Este texto do Ricardo Alves no Esquerda Republicana ("Liberdade para o mais forte?") sintetiza muitas das minhas ideias quanto à velha questão liberdade económica vs liberdade política. E, por arrasto, sintetiza a minha aversão à distinção que muitos insistem em fazer entre Estado autoritário e totalitário, sustentando as diferenças na ampla liberdade económica que é dada aos privados no estado autoritário, em contraponto ao absoluto controlo da economia por parte do Estado totalitário. Como se fosse possível haver liberdade económica sem haver liberdade política. Para existir uma verdadeira liberdade económica, tem de existir paralelamente igualdade de oportunidades. E esta só é promovida quando há liberdade civil e política. Caso contrário, a liberdade económica será uma distorção e perversão do conceito de liberdade; ou seja, será liberdade para alguns, para os mais fortes e poderosos. Para os outros, essa liberdade será apenas uma ilusão, uma vez que a sua posição crónica de inferioridade (por via da ausência de liberdade civil) condená-los-á inexoravelmente a permancer subjugados a um sistema do qual não fazem parte, a não ser como ferramentas do próprio sistema.

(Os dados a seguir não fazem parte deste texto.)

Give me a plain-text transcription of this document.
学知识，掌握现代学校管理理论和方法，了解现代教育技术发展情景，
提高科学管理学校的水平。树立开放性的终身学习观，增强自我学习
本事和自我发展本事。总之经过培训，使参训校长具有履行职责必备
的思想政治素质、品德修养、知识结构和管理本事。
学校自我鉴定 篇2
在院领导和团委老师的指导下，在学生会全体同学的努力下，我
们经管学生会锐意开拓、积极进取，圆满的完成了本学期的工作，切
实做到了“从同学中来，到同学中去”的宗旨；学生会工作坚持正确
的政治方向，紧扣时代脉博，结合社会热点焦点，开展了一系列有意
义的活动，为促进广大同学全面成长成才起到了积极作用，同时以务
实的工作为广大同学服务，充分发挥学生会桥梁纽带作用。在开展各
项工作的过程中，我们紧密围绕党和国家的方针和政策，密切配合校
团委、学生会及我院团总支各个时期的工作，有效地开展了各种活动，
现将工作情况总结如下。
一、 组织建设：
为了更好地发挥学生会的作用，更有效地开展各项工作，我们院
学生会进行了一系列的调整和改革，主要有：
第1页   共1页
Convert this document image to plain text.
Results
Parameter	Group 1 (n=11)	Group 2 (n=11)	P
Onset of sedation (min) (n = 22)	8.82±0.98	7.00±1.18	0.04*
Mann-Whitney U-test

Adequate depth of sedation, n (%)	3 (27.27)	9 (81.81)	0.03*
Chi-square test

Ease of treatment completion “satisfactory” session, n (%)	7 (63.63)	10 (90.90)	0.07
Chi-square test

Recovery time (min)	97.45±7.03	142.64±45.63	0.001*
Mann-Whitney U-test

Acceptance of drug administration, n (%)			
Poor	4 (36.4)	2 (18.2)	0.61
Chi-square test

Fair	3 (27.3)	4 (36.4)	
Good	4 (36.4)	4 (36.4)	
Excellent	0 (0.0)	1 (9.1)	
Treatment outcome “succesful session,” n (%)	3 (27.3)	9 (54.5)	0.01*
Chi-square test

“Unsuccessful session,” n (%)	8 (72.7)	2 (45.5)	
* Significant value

Geralmente, fala-se em Estado Autoritário como aquele que, não suprimindo as liberdades - como faz o Estado Totalitário - apenas controla essas liberdades. E aqui controlar liberdades significa, segundos os entendidos, permitir a tal liberdade económica atrás referida. Mas o que é então esta liberdade económica? Apenas um cómodo chavão para resumir a ementa de sempre: livre iniciativa, propriedade privada (os que a conseguem ter), investimento privado, incentivo aos particulares, desregulamentação do mercado de trabalho (o que em alguns estados se traduziu no corporativismo), etc. Ou seja, os próprios estudiosos, não desenvolvendo muito a matéria, acabam por cingir a diferença entre autoritário e totalitário a pura e simplesmente capitalismo privado. Mas constituirá isso substância para a diferenciação?
O que me revolta com esta distinção tão apregoada pela franja neoliberal é a sua utilização para classificar Estados absolutamente ditatoriais - Chile (Pinochet), Portugal (Salazar), Espanha (Franco), etc. - como estados autoritários. E como estados totalitários enunciam-se a Alemanha (Hitler), a Itália (Mussolini), a URSS, entre outros.
Porque coloco a democracia, a liberdade e a igualdade e os direitos fundamentais do homem acima de qualquer concepção económica, não consigo perceber esta distinção. Porque não, simplesmente, metê-los todos no mesmo saco? Mas alguém esclarecido terá dúvidas que Salazar, Franco ou Pinochet foram líderes totalitaristas?